This fukusa features a noh play scene, with a Okino character mask (symbolizing wisdom) resting by a theatrical folding fan. The mask is framed by two overlapping squares - one depicting a crane in flight over pine and the other a shoji screen background that would be seen on the stage.

The scene is delicately woven with soft colors in the background but with brighter colors focusing the viewer's eye on the red lips of the mask, the bright blue of the fan, and the green of the pine.

Along the top border is a light orange color detail. No tassles at the corners, as is sometimes the case even with older fukusa. The backside is a solid orange-red silk.

From Wikipedia:
Fukusa are a type of Japanese textile used for gift-wrapping....Fukusa are square or almost square pieces of lined fabric ranging in size from about 9–36 inches (230–910 mm) along one side. They are typically made of fine silk, and may be decorated with embroidery in auspicious designs.

The use of fukusa as a way of presenting gifts has mostly died out, lingering instead mainly in certain ritual exchanges of gifts during weddings in a few regions of Japan.

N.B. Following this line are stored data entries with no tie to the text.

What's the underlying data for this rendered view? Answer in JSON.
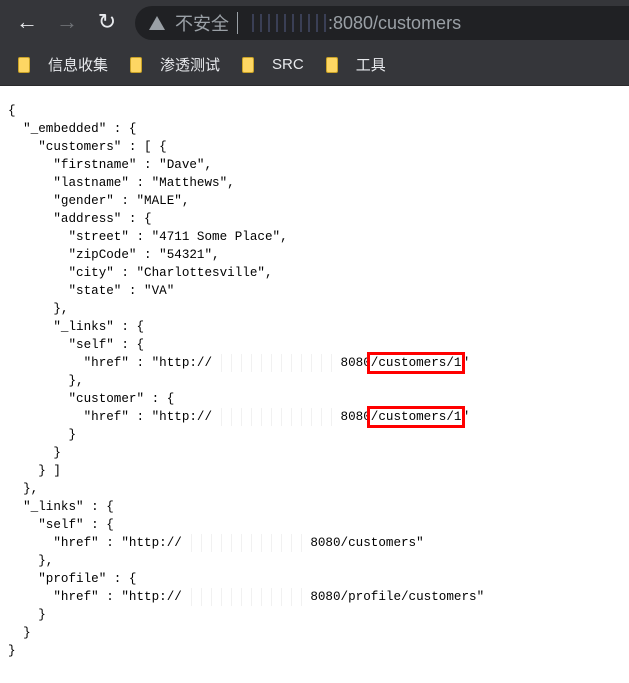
{
  "browser": {
    "security_label": "不安全",
    "url_visible": ":8080/customers",
    "bookmarks": [
      {
        "label": "信息收集"
      },
      {
        "label": "渗透测试"
      },
      {
        "label": "SRC"
      },
      {
        "label": "工具"
      }
    ]
  },
  "json_lines": [
    {
      "t": "{"
    },
    {
      "t": "  \"_embedded\" : {"
    },
    {
      "t": "    \"customers\" : [ {"
    },
    {
      "t": "      \"firstname\" : \"Dave\","
    },
    {
      "t": "      \"lastname\" : \"Matthews\","
    },
    {
      "t": "      \"gender\" : \"MALE\","
    },
    {
      "t": "      \"address\" : {"
    },
    {
      "t": "        \"street\" : \"4711 Some Place\","
    },
    {
      "t": "        \"zipCode\" : \"54321\","
    },
    {
      "t": "        \"city\" : \"Charlottesville\","
    },
    {
      "t": "        \"state\" : \"VA\""
    },
    {
      "t": "      },"
    },
    {
      "t": "      \"_links\" : {"
    },
    {
      "t": "        \"self\" : {"
    },
    {
      "t": "          \"href\" : \"http://",
      "r": "xxxxxxxxxxxxxxxxx",
      "a": "8080",
      "h": "/customers/1",
      "e": "\""
    },
    {
      "t": "        },"
    },
    {
      "t": "        \"customer\" : {"
    },
    {
      "t": "          \"href\" : \"http://",
      "r": "xxxxxxxxxxxxxxxxx",
      "a": "8080",
      "h": "/customers/1",
      "e": "\""
    },
    {
      "t": "        }"
    },
    {
      "t": "      }"
    },
    {
      "t": "    } ]"
    },
    {
      "t": "  },"
    },
    {
      "t": "  \"_links\" : {"
    },
    {
      "t": "    \"self\" : {"
    },
    {
      "t": "      \"href\" : \"http://",
      "r": "xxxxxxxxxxxxxxxxx",
      "a": "8080/customers\""
    },
    {
      "t": "    },"
    },
    {
      "t": "    \"profile\" : {"
    },
    {
      "t": "      \"href\" : \"http://",
      "r": "xxxxxxxxxxxxxxxxx",
      "a": "8080/profile/customers\""
    },
    {
      "t": "    }"
    },
    {
      "t": "  }"
    },
    {
      "t": "}"
    }
  ]
}
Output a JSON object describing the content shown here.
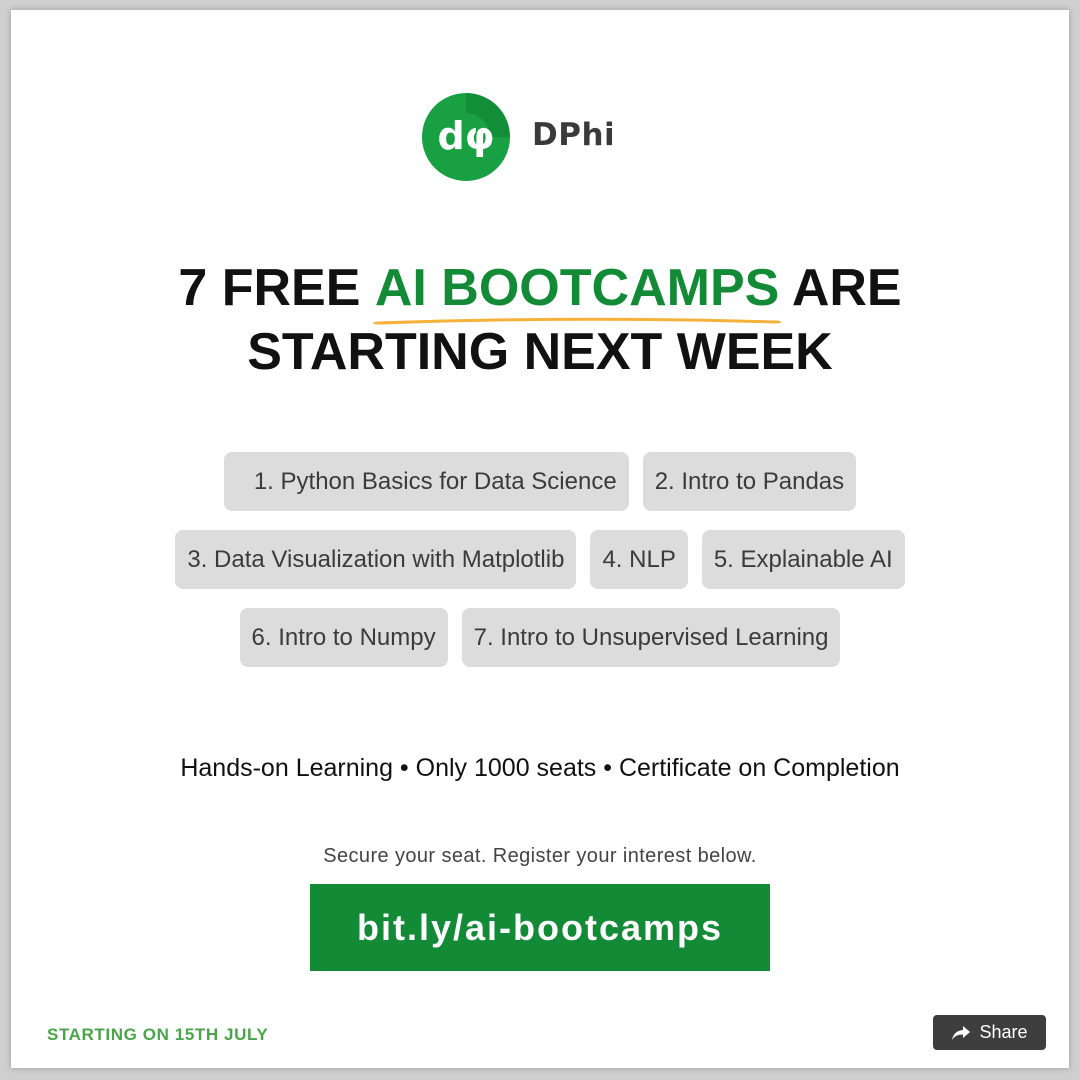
{
  "brand": {
    "name": "DPhi",
    "logo_glyph": "dφ",
    "color": "#138a36"
  },
  "headline": {
    "part1": "7 FREE ",
    "highlight": "AI BOOTCAMPS",
    "part2": " ARE",
    "line2": "STARTING NEXT WEEK",
    "highlight_color": "#138a36",
    "underline_color": "#f5b13a"
  },
  "bootcamps": [
    "1. Python Basics for Data Science",
    "2. Intro to Pandas",
    "3. Data Visualization with Matplotlib",
    "4. NLP",
    "5. Explainable AI",
    "6. Intro to Numpy",
    "7. Intro to Unsupervised Learning"
  ],
  "features": "Hands-on Learning • Only 1000 seats • Certificate on Completion",
  "subtext": "Secure your seat. Register your interest below.",
  "cta": {
    "label": "bit.ly/ai-bootcamps",
    "color": "#138a36"
  },
  "start_date": "STARTING ON 15TH JULY",
  "share": {
    "label": "Share",
    "icon": "share-arrow-icon"
  }
}
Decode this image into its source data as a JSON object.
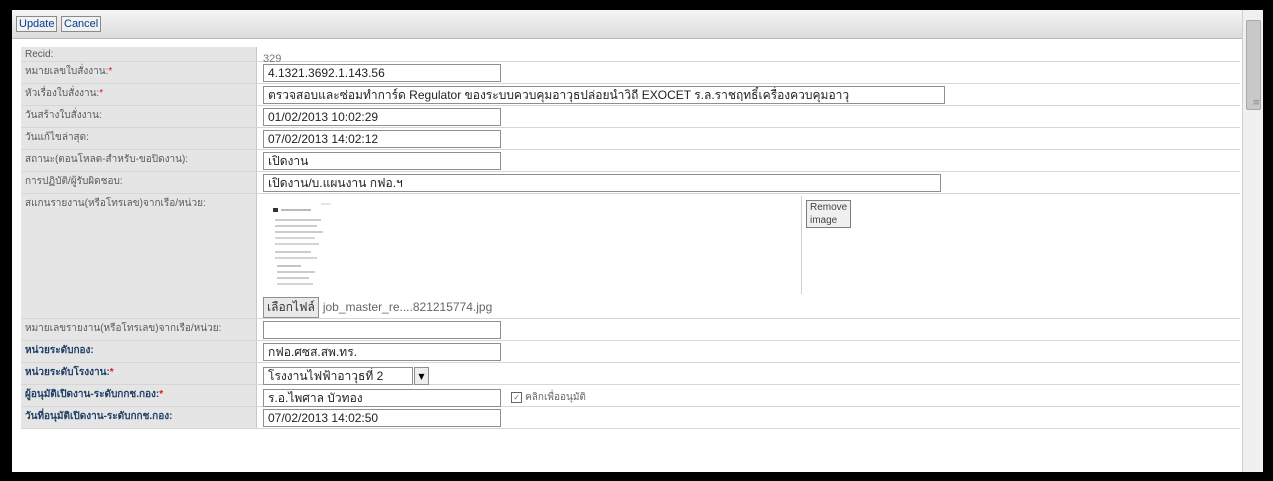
{
  "toolbar": {
    "update_label": "Update",
    "cancel_label": "Cancel"
  },
  "fields": {
    "recid": {
      "label": "Recid:",
      "value": "329"
    },
    "job_no": {
      "label": "หมายเลขใบสั่งงาน:",
      "req": "*",
      "value": "4.1321.3692.1.143.56"
    },
    "job_title": {
      "label": "หัวเรื่องใบสั่งงาน:",
      "req": "*",
      "value": "ตรวจสอบและซ่อมทำการ์ด Regulator ของระบบควบคุมอาวุธปล่อยนำวิถี EXOCET ร.ล.ราชฤทธิ์เครื่องควบคุมอาวุ"
    },
    "created": {
      "label": "วันสร้างใบสั่งงาน:",
      "value": "01/02/2013 10:02:29"
    },
    "modified": {
      "label": "วันแก้ไขล่าสุด:",
      "value": "07/02/2013 14:02:12"
    },
    "status": {
      "label": "สถานะ(ตอนโหลด-สำหรับ-ขอปิดงาน):",
      "value": "เปิดงาน"
    },
    "operation": {
      "label": "การปฏิบัติ/ผู้รับผิดชอบ:",
      "value": "เปิดงาน/บ.แผนงาน กฟอ.ฯ"
    },
    "report_img": {
      "label": "สแกนรายงาน(หรือโทรเลข)จากเรือ/หน่วย:",
      "remove_label": "Remove image",
      "file_button": "เลือกไฟล์",
      "file_name": "job_master_re....821215774.jpg"
    },
    "report_no": {
      "label": "หมายเลขรายงาน(หรือโทรเลข)จากเรือ/หน่วย:",
      "value": ""
    },
    "division": {
      "label": "หน่วยระดับกอง:",
      "value": "กฟอ.ศซส.สพ.ทร."
    },
    "factory": {
      "label": "หน่วยระดับโรงงาน:",
      "req": "*",
      "value": "โรงงานไฟฟ้าอาวุธที่ 2"
    },
    "approver": {
      "label": "ผู้อนุมัติเปิดงาน-ระดับกกช.กอง:",
      "req": "*",
      "value": "ร.อ.ไพศาล บัวทอง",
      "check_label": "คลิกเพื่ออนุมัติ"
    },
    "approve_date": {
      "label": "วันที่อนุมัติเปิดงาน-ระดับกกช.กอง:",
      "value": "07/02/2013 14:02:50"
    }
  },
  "icons": {
    "dropdown": "chevron-down-icon",
    "scroll_grip": "grip-icon",
    "checkbox": "checkbox-icon"
  }
}
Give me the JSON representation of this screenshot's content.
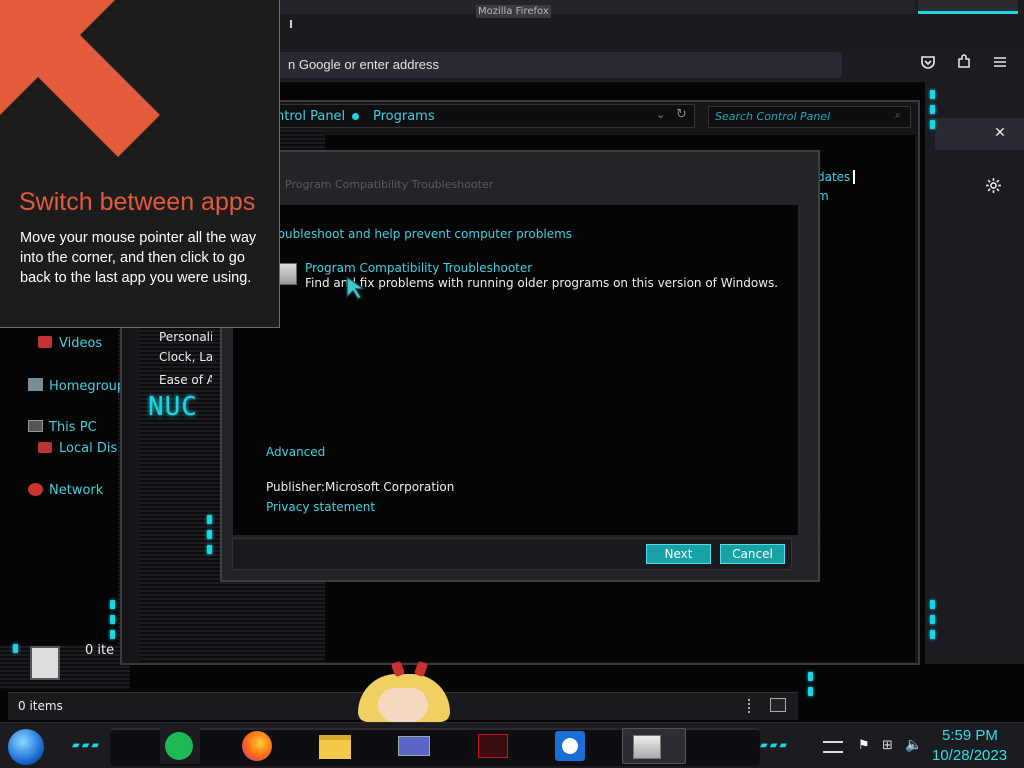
{
  "firefox": {
    "window_title": "Mozilla Firefox",
    "address_placeholder": "n Google or enter address"
  },
  "control_panel": {
    "breadcrumb": [
      "ntrol Panel",
      "Programs"
    ],
    "search_placeholder": "Search Control Panel",
    "right_links": [
      "dates",
      "m"
    ],
    "nav_items": [
      "Personaliz",
      "Clock, Lar",
      "Ease of Ac"
    ],
    "left_pane": {
      "videos": "Videos",
      "homegroup": "Homegroup",
      "this_pc": "This PC",
      "local_disk": "Local Dis",
      "network": "Network"
    },
    "items_count_small": "0 ite",
    "status_items": "0 items"
  },
  "dialog": {
    "title": "Program Compatibility Troubleshooter",
    "heading": "roubleshoot and help prevent computer problems",
    "item_title": "Program Compatibility Troubleshooter",
    "item_desc": "Find and fix problems with running older programs on this version of Windows.",
    "advanced": "Advanced",
    "publisher_label": "Publisher:",
    "publisher_value": "Microsoft Corporation",
    "privacy": "Privacy statement",
    "next": "Next",
    "cancel": "Cancel"
  },
  "tip": {
    "title": "Switch between apps",
    "text": "Move your mouse pointer all the way into the corner, and then click to go back to the last app you were using."
  },
  "taskbar": {
    "apps": [
      "start-orb",
      "notes-app",
      "firefox",
      "file-explorer",
      "control-panel",
      "media-app",
      "weather-app",
      "troubleshooter"
    ],
    "clock_time": "5:59 PM",
    "clock_date": "10/28/2023"
  },
  "colors": {
    "accent": "#19d6e6",
    "tip_title": "#e35b3b",
    "link": "#3fd1e3",
    "button": "#18a2a6"
  }
}
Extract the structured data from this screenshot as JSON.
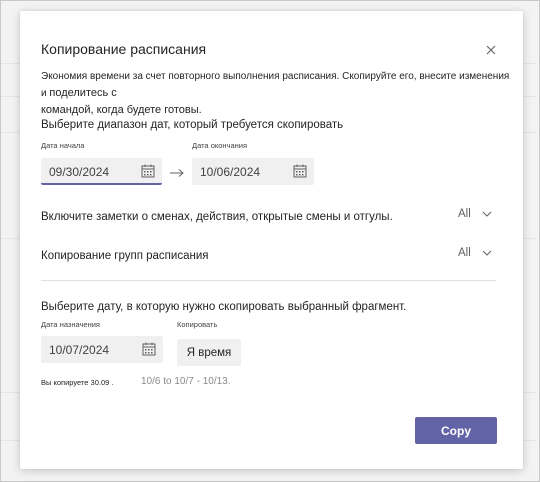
{
  "dialog": {
    "title": "Копирование расписания",
    "description_main": "Экономия времени за счет повторного выполнения расписания. Скопируйте его, внесите изменения и",
    "description_tail": "поделитесь с",
    "description_line2": "командой, когда будете готовы."
  },
  "date_range": {
    "heading": "Выберите диапазон дат, который требуется скопировать",
    "start_label": "Дата начала",
    "start_value": "09/30/2024",
    "end_label": "Дата окончания",
    "end_value": "10/06/2024"
  },
  "options": {
    "include_label": "Включите заметки о сменах, действия, открытые смены и отгулы.",
    "include_value": "All",
    "groups_label": "Копирование групп расписания",
    "groups_value": "All"
  },
  "target": {
    "heading": "Выберите дату, в которую нужно скопировать выбранный фрагмент.",
    "date_label": "Дата назначения",
    "date_value": "10/07/2024",
    "copy_label": "Копировать",
    "copy_value": "Я время",
    "note_prefix": "Вы копируете 30.09 .",
    "note_range": "10/6 to 10/7 - 10/13."
  },
  "footer": {
    "copy_button": "Copy"
  },
  "colors": {
    "accent": "#6264a7",
    "field_bg": "#f0f0f0"
  },
  "icons": [
    "close-icon",
    "calendar-icon",
    "arrow-right-icon",
    "chevron-down-icon"
  ]
}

Traditionally in Japan, gifts were placed in boxes or on a wooden or lacquered tray, over which a fukusa would be draped. The choice of a fukusa appropriate to the occasion was considered an important part of the gift itself, and part of its formality. The practice of covering a gift became widespread during the Edo period (1603-1867).

The scene or motifs depicted on fukusa are chosen to indicate either the occasion for which the gift is being given, or because they are appropriate for one of the annual festivals when gifts are exchanged. The richness of the decoration of the fukusa attests to the giver's wealth and aesthetics.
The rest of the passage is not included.